Why is there a Labor Day holiday celebrated in September when there already is a perfectly good labor day celebrated on May Day?
While you will find no text book with a clear explanation—there is none—we can infer the reasons between the two days that honor the working man.
May Day is the traditional day that the workers of the world unite. It has long been associated with socialism, communism and even anarchy and is almost impossible to dissociate from radicalism. On May 4, 1886, a violent fight between Chicago police and strikers pushing for an eight-hour work day broke out. The deadly Haymarket riots, as the incident became known, spurred an international workers’ day that was championed by the likes of Eugene Debs and Samuel Gompers.
Peter J. McGuire, an official with the American Federation of Labor, was a pro-workman radical…so much so that his own father disinherited him. But time tempered McGuire who realized that to effect change with industrialists and other decision makers affecting laborers, he had to amend his message.
Perhaps it was McGuire’s practicality that led to his idea for a separate workers’ holiday to be held in September. In the spring of 1882 he promoted the idea of a Labor Day parade in September, “as it would come at the most pleasant season of the year, nearly midway between the Fourth of July and Thanksgiving, and would fill a wide gap in the chronology of legal holidays.”[1] The Central Labor Union celebrated the first Labor Day on Tuesday, September 5, 1882, complete with parade and picnic.
Others are credited with the idea of the September Labor Day, but who originated the idea is less important than the why.

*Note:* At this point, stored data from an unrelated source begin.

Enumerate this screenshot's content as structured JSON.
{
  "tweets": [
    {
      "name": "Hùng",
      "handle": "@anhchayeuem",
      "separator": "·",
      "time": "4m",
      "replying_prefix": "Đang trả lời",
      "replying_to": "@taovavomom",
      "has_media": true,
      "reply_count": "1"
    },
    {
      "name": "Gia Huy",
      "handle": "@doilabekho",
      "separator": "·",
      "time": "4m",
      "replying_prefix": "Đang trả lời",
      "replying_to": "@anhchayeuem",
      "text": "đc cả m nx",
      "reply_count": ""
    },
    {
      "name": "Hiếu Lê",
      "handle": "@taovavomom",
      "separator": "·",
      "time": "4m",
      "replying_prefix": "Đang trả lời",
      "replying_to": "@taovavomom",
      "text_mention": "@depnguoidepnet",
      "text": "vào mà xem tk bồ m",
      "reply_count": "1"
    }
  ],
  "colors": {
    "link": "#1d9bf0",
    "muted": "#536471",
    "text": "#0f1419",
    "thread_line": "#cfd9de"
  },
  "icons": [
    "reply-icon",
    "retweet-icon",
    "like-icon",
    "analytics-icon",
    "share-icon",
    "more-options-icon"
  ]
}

Were the turn-of-the-century labor leaders savvy enough at public relations to know they would be more successful in changing industrialists’ minds to their way of thinking if they were less radical? After all, McGuire’s testimony before a United States Senate Committee was so sensible that he admitted “every strike is a success” despite winning or losing because laborers were always treated better after a strike regardless of the victor.[2]
That September 5, 1882, Labor Day, initiated by Peter McGuire, laid the groundwork for following Labor Days. Various unions took up the celebration, and by 1887 Oregon was the first state to designate Labor Day a state holiday. Other states followed, and in 1894 a South Dakota senator and a House member from New York introduced bills making Labor Day a national holiday. On June 28, 1894, President Grover Cleveland signed the bill into law.
[1] Stewart, Estelle M. “Origin and Significance of Labor Day.” Monthly Labor Review 43, no. 2 (August 1936): 279-284.
[2] Grossman, Jonathan. “Who is the Father of Labor Day?” Labor History 14, no 4 (Fall 1973): 612-623.
Comments (2)
While much has been made in this country that the first Labor Day to honor workers was conducted in the USA in September of 1982, prior to the Haymarket Affair, which in Chicago on May 4, 1886, it is incredible that countries around the globe began celebrating Labor Day as of May 1st, the USA would not follow suit,except for the very reason that the bloody Haymarket Affair occurred in the USA with President Grover Cleveland, a conservative Democrat. calling out the National Guard to beat the heads of the striking workers.
One would not think that the date of the Boston Tea Party, the end of WWI, formerly called “Armistice Day”, should not be celebrated on the correct dates of these historical events. While July 4th may credibly criticized for not being held on July 3rd due to that being the date of the first signing of the Declaration of Independence, a day difference is understandable. But, to ignore the significance of the date or even the month, of the Haymarket Affair occurred in 1882, is nothing less than an attempt to deny history and the effects of the event on the world labor movement.
I absolutely agree with Victoria. What occurred was surely an attempt to deny history. I am glad this article was published with the facts. Nothing can remain hidden forever.